El eco (Tatiana Huezo)

El espíritu de la colmena

Decía Víctor Erice que «el rostro de Ana Torrent descubriendo el cine en El espíritu de la colmena, vale por una filmografía entera». Pues bien, partiendo de esta premisa, la cineasta Tatiana Huezo ha configurado un verdadero ejercicio de veracidad vital que, desde que su primer fotograma es proyectado en pantalla, se transfigura en un ejercicio de vitalidad cinematográfica que bien puede valer por una filmografía entera, puesto que el milagro que encierran sus imágenes no es otro que el descubrimiento paulatino que unos niños hacen de la vida, de sus aristas escondidas detrás de unos pliegues dispuestos a su alrededor para ocultarlas, para esconder el dolor, la muerte, la soledad, la injusticia y el desasosiego, para disimular las infinitas asperezas que conforman un mundo para ellos desconocido. Los pequeños viven en El eco, un pueblo que, situado en mitad de un valle en México, se ve constantemente asolado por el frío y la sequía. Allí, la primavera y el otoño tienen el mismo color que el invierno, y sus habitantes, todos ganaderos o agricultores, se ven asediados por una precariedad desoladora.

Es El eco un documental que despliega en la pantalla los fragmentos de unas infancias ensombrecidas por la pobreza y el machismo que, según el estímulo, el descubrimiento o la experiencia que estén viviendo por primera vez, se iluminan o se oscurecen (aún más) delante de una cámara —y una mirada—, la de la directora, que rechaza los mecanismos de puesta en escena habituales en los documentales en favor de unas imágenes en las que conviven los gestos técnicos de la ficción y la espontaneidad genuina y libre de la no ficción. Toda la cinta está construida sobre la gestualidad en llamas de unos niños que, día a día, van deshojando un mundo en el que la fuerza de su imaginación, la transparencia de sus sueños, carentes de dobleces, y la inocencia con la que encaran la cotidianeidad, pronto serán cercenados.
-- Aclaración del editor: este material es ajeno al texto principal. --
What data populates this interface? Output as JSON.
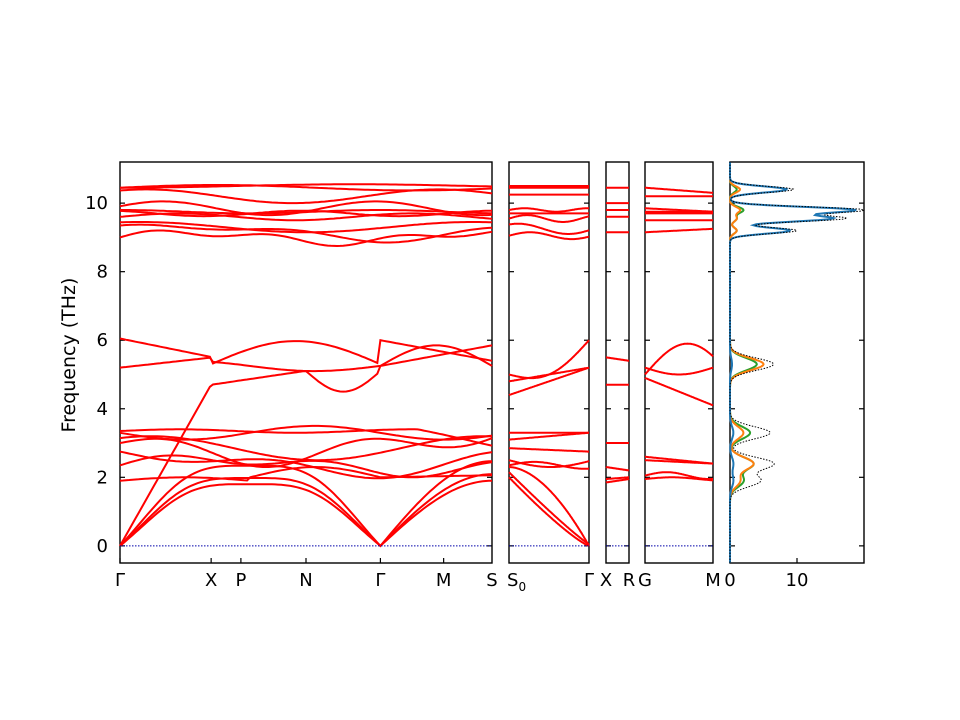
{
  "chart_data": {
    "type": "line",
    "ylabel": "Frequency (THz)",
    "ylim": [
      -0.5,
      11.2
    ],
    "yticks": [
      0,
      2,
      4,
      6,
      8,
      10
    ],
    "zero_line": {
      "y": 0,
      "color": "#0000aa",
      "style": "dotted"
    },
    "band_color": "#ff0000",
    "segments": [
      {
        "x_range": [
          0,
          1
        ],
        "label_left": "Γ",
        "label_right": "S"
      },
      {
        "x_range": [
          0,
          1
        ],
        "label_left": "S0",
        "label_right": "Γ"
      },
      {
        "x_range": [
          0,
          1
        ],
        "label_left": "X",
        "label_right": "R"
      },
      {
        "x_range": [
          0,
          1
        ],
        "label_left": "G",
        "label_right": "M"
      }
    ],
    "panel1_points": [
      {
        "label": "Γ",
        "x": 0.0
      },
      {
        "label": "X",
        "x": 0.245
      },
      {
        "label": "P",
        "x": 0.325
      },
      {
        "label": "N",
        "x": 0.5
      },
      {
        "label": "Γ",
        "x": 0.7
      },
      {
        "label": "M",
        "x": 0.87
      }
    ],
    "panel2_labels": {
      "left": "S",
      "left_sub": "0",
      "right": "Γ"
    },
    "panel3_labels": {
      "left": "X",
      "right": "R"
    },
    "panel4_labels": {
      "left": "G",
      "right": "M"
    },
    "dos": {
      "xlim": [
        0,
        20
      ],
      "xticks": [
        0,
        10
      ],
      "series_colors": [
        "#1f77b4",
        "#ff7f0e",
        "#2ca02c"
      ],
      "total_style": "dotted",
      "peaks": [
        {
          "freq": 10.4,
          "total": 9.5,
          "s1": 8.5,
          "s2": 1.5,
          "s3": 1.0
        },
        {
          "freq": 9.8,
          "total": 20.0,
          "s1": 18.5,
          "s2": 1.5,
          "s3": 2.0
        },
        {
          "freq": 9.55,
          "total": 17.0,
          "s1": 15.0,
          "s2": 1.0,
          "s3": 1.0
        },
        {
          "freq": 9.2,
          "total": 10.0,
          "s1": 9.0,
          "s2": 1.0,
          "s3": 1.0
        },
        {
          "freq": 5.3,
          "total": 6.5,
          "s1": 0.3,
          "s2": 5.0,
          "s3": 4.0
        },
        {
          "freq": 3.3,
          "total": 6.0,
          "s1": 0.5,
          "s2": 2.0,
          "s3": 3.0
        },
        {
          "freq": 2.4,
          "total": 6.5,
          "s1": 0.5,
          "s2": 3.5,
          "s3": 3.5
        },
        {
          "freq": 1.9,
          "total": 4.5,
          "s1": 0.5,
          "s2": 1.5,
          "s3": 2.0
        }
      ]
    },
    "bands": {
      "acoustic_gamma": [
        0.0,
        0.7
      ],
      "optical_low": [
        2.35,
        2.45,
        2.8,
        3.0,
        3.3,
        3.35
      ],
      "optical_mid": [
        5.2,
        5.25,
        6.05
      ],
      "optical_high": [
        9.0,
        9.15,
        9.3,
        9.6,
        9.7,
        9.75,
        9.85,
        10.2,
        10.45,
        10.5
      ]
    }
  }
}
La adultez acecha, agazapada detrás de cada desengaño, y, con ella, la dureza de una sociedad estratificada en clases —maravilloso el momento en el que una de las niñas explica la Revolución mexicana— que se sostiene sobre la explotación de los de abajo. Así, Huezo convierte los rostros de los protagonistas en pedernales de expresividad demoledores, a través de los cuales diseña el aparato discursivo de la cinta, sirviéndose únicamente de la imagen y los sonidos. Las palabras, por tanto, acompañan a los niños, forman parte del mundo que están descubriendo, pero nunca son utilizadas para explicitar las ideas que hierven dentro de cada plano, sino que se convierten en el abono que las permite germinar. Hay, dentro de cada escena, una reacción a un estímulo, diálogo, presencia o ausencia —siempre situado fuera de campo— que convierte la obra en una concatenación de reacciones que, pese a su aparente carácter hermético, adquieren sentido a fuerza de dárselo a todo lo que está a su alrededor.
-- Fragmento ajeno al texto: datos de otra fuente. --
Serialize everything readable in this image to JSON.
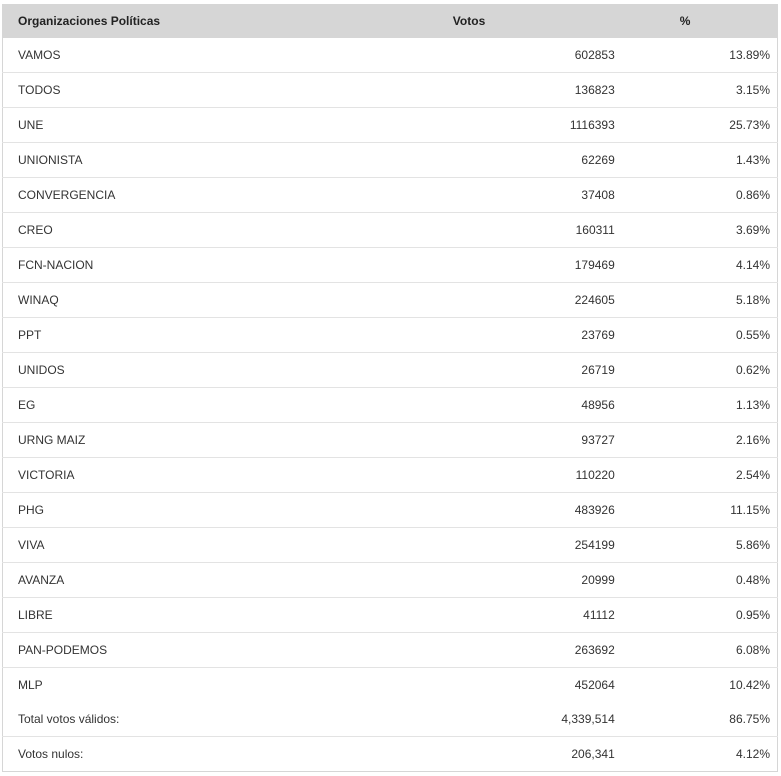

La tristeza inundando el rostro de una niña que escucha a su padre proferir comentarios misóginos con los que pretende que se vaya haciendo a la idea de que su vida debe estar subordinada a la de un hombre es, además de uno de los momentos más dolorosos de la cinta, la demostración más clara del talento de la realizadora para capturar la vida, con todas sus astillas, al vuelo. Huezo, empleando una puesta en escena impresionista que encuentra el andamiaje perfecto en un diseño sonoro cuidado hasta el extremo que imbuye al espectador dentro de las imágenes, ordena el desorden de la existencia y consigue, en fin, una obra que bien vale por una filmografía entera.